Die Folge: Viele Krankenhäuser stehen vor der strategischen und praktischen Herausforderung, alternative Lösungen zu finden. Hinzu kommt, dass SAP zukünftig nur noch standardisierte Cloud-Lösungen anbietet – ein Ansatz, der nur bedingt mit den heterogenen und historisch gewachsenen Strukturen in Krankenhäusern vereinbar ist.
Niemand weiß, wo die Reise hingeht
Fakt ist, dass SAP ECC bis 2027 durch SAP S/4HANA ersetzt wird. Das ist gleichbedeutend mit einem Aus für IS-H. Es gibt zwar Pilotprojekte und Ankündigungen anderer Hersteller, die Hoffnung machen, aber nach wie vor wenige konkrete Erfolgsgeschichten.

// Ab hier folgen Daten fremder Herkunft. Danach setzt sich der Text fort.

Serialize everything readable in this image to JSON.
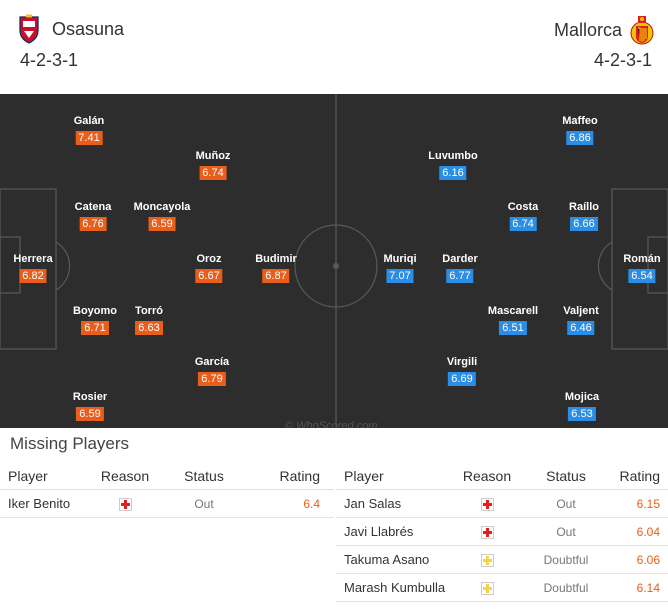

Immerhin bietet Oracle eine Nachfolgelösung für IS-H an. Aber da diese ausschließlich in der Oracle-Cloud betrieben wird, könnten hier neue Abhängigkeiten entstehen, auch wenn Partnerschnittstellen zu SAP S/4HANA angekündigt sind.

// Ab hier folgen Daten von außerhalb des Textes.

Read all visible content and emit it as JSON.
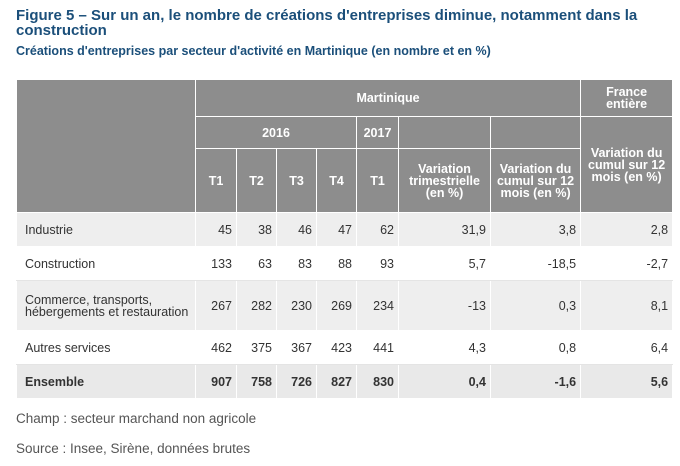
{
  "figure": {
    "title": "Figure 5 – Sur un an, le nombre de créations d'entreprises diminue, notamment dans la construction",
    "subtitle": "Créations d'entreprises par secteur d'activité en Martinique (en nombre et en %)"
  },
  "table": {
    "header": {
      "martinique": "Martinique",
      "france": "France entière",
      "year_2016": "2016",
      "year_2017": "2017",
      "t1_2016": "T1",
      "t2_2016": "T2",
      "t3_2016": "T3",
      "t4_2016": "T4",
      "t1_2017": "T1",
      "var_trim": "Variation trimestrielle (en %)",
      "var_cumul": "Variation du cumul sur 12 mois (en %)",
      "var_cumul_france": "Variation du cumul sur 12 mois (en %)"
    },
    "rows": [
      {
        "label": "Industrie",
        "t1_2016": "45",
        "t2_2016": "38",
        "t3_2016": "46",
        "t4_2016": "47",
        "t1_2017": "62",
        "var_trim": "31,9",
        "var_cumul": "3,8",
        "var_france": "2,8"
      },
      {
        "label": "Construction",
        "t1_2016": "133",
        "t2_2016": "63",
        "t3_2016": "83",
        "t4_2016": "88",
        "t1_2017": "93",
        "var_trim": "5,7",
        "var_cumul": "-18,5",
        "var_france": "-2,7"
      },
      {
        "label": "Commerce, transports, hébergements et restauration",
        "t1_2016": "267",
        "t2_2016": "282",
        "t3_2016": "230",
        "t4_2016": "269",
        "t1_2017": "234",
        "var_trim": "-13",
        "var_cumul": "0,3",
        "var_france": "8,1"
      },
      {
        "label": "Autres services",
        "t1_2016": "462",
        "t2_2016": "375",
        "t3_2016": "367",
        "t4_2016": "423",
        "t1_2017": "441",
        "var_trim": "4,3",
        "var_cumul": "0,8",
        "var_france": "6,4"
      },
      {
        "label": "Ensemble",
        "t1_2016": "907",
        "t2_2016": "758",
        "t3_2016": "726",
        "t4_2016": "827",
        "t1_2017": "830",
        "var_trim": "0,4",
        "var_cumul": "-1,6",
        "var_france": "5,6"
      }
    ]
  },
  "notes": {
    "champ": "Champ : secteur marchand non agricole",
    "source": "Source : Insee, Sirène, données brutes"
  }
}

Auch andere Hersteller von Krankenhausinformationssystemen arbeiten an Alternativen zu SAP IS-H, bislang gibt es jedoch keine bekannten produktiven Referenzen. Möglich wäre theoretisch auch, dass sich Krankenhäuser zunehmend von SAP verabschieden. Ein solcher Ansatz ist in der Praxis jedoch kaum denkbar, denn vermutlich will kaum eine Klinik ihr jahrelang teuer aufgebautes Know-how aufgeben.
Abwarten ist keine Lösung:Strategien sind gefragt
Realistisch scheinen derzeit vier Alternativen: eine schrittweise Migration auf S/4HANA mit vorübergehendem Weiterbetrieb von IS-H, die Auswahl einer noch nicht ausgereiften SAP-Partnerlösung, der Wechsel zu KIS-basierten Abrechnungslösungen oder die Migration in die Oracle-Health-Cloud.

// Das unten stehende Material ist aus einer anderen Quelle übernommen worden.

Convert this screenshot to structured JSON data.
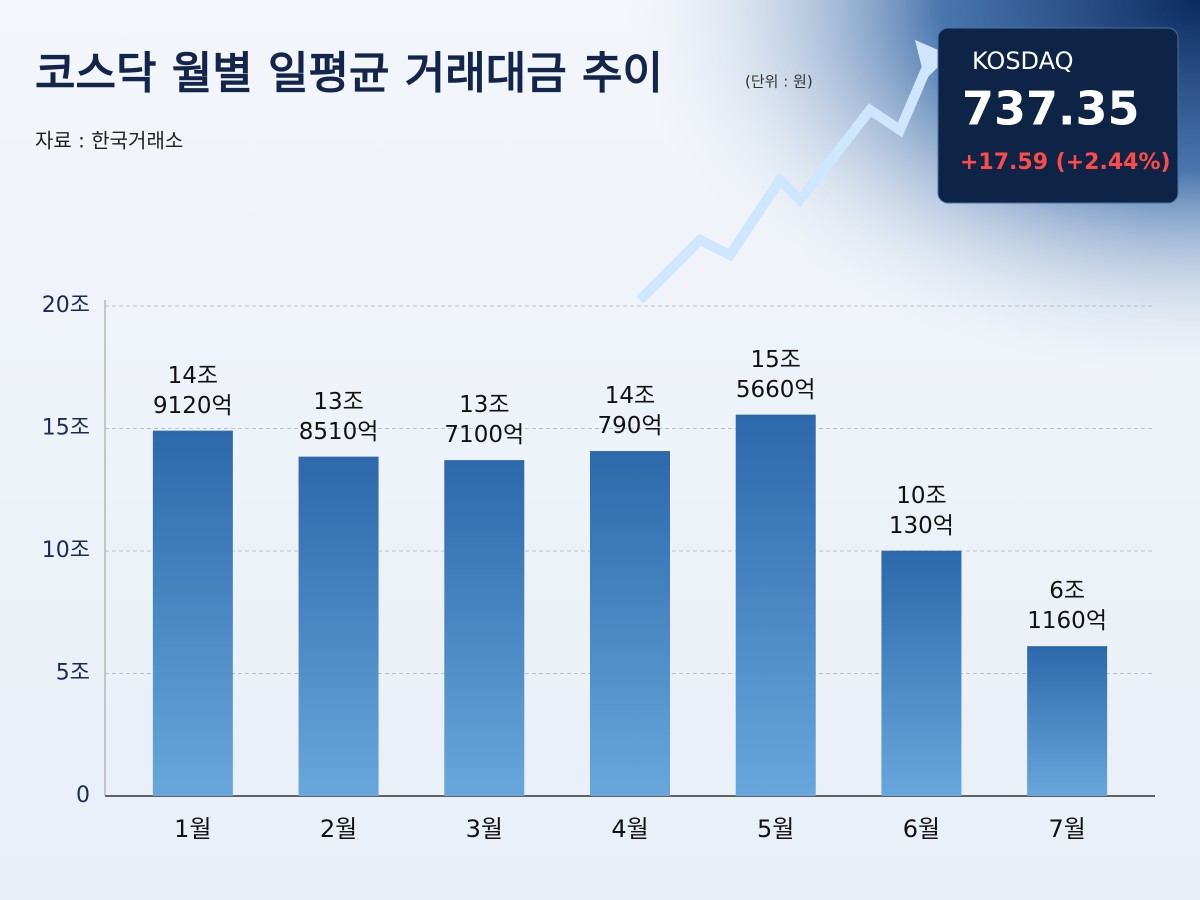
{
  "chart_data": {
    "type": "bar",
    "title": "코스닥 월별 일평균 거래대금 추이",
    "unit_note": "(단위 : 원)",
    "source": "자료 : 한국거래소",
    "categories": [
      "1월",
      "2월",
      "3월",
      "4월",
      "5월",
      "6월",
      "7월"
    ],
    "values": [
      14.912,
      13.851,
      13.71,
      14.079,
      15.566,
      10.013,
      6.116
    ],
    "value_labels": [
      "14조\n9120억",
      "13조\n8510억",
      "13조\n7100억",
      "14조\n790억",
      "15조\n5660억",
      "10조\n130억",
      "6조\n1160억"
    ],
    "color": "#2c68ab",
    "ylim": [
      0,
      20
    ],
    "yticks": [
      0,
      {
        "value": 5,
        "label": "5조"
      },
      {
        "value": 10,
        "label": "10조"
      },
      {
        "value": 15,
        "label": "15조"
      },
      {
        "value": 20,
        "label": "20조"
      }
    ],
    "grid": true
  },
  "ticker": {
    "name": "KOSDAQ",
    "price": "737.35",
    "change": "+17.59 (+2.44%)"
  }
}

Diese Komplexität lässt viele Kliniken geradezu in Schockstarre verfallen und darauf hoffen, dass es in Kürze eine zuverlässige Alternative eines anderen Herstellers gibt. Eine Transformation der Daten wird jedoch bei allen Alternativen notwendig. Bei der Entscheidungsfindung und Migration helfen Transformationsexperten – beispielsweise von Natuvion. Nicht zuletzt, weil ein SAP-Transformationsprojekt durchschnittlich 1,5 bis 2,5 Jahre dauert und die individuellen Krankenhausprozesse, -systemlandschaften und sensiblen Patientendaten eine besondere Herausforderung darstellen, empfiehlt sich die frühzeitige Einbindung von Experten. Sie können einschätzen, wann hybride Ansätze wie ein „Greenfield Plus“ oder eine Selective Data Transformation Sinn machen und welche Daten archiviert oder gar gelöscht werden müssen. Außerdem kennen sie sich mit gesetzlichen Anforderungen aus, beispielsweise mit der Möglichkeit rückwirkender Abrechnungskorrekturen.
Angesichts von Personalmangel, finanziellen Engpässen und schnell veränderlichen politischen Rahmenbedingungen ist das Abwarten die schlechteste Option, denn es birgt erhebliche Risiken für Prozesse, Compliance und Budgets. Die klare Empfehlung der Experten lautet daher: Die Kliniken sollten zeitnah mit Vorprojekten starten, um Anforderungen zu definieren, Ressourcen zu planen und die Transformation frühzeitig vorzubereiten. Entscheidend dabei ist, die Transformation nicht als reines IT-Projekt zu verstehen, sondern als strategischen und organisatorischen Wandel.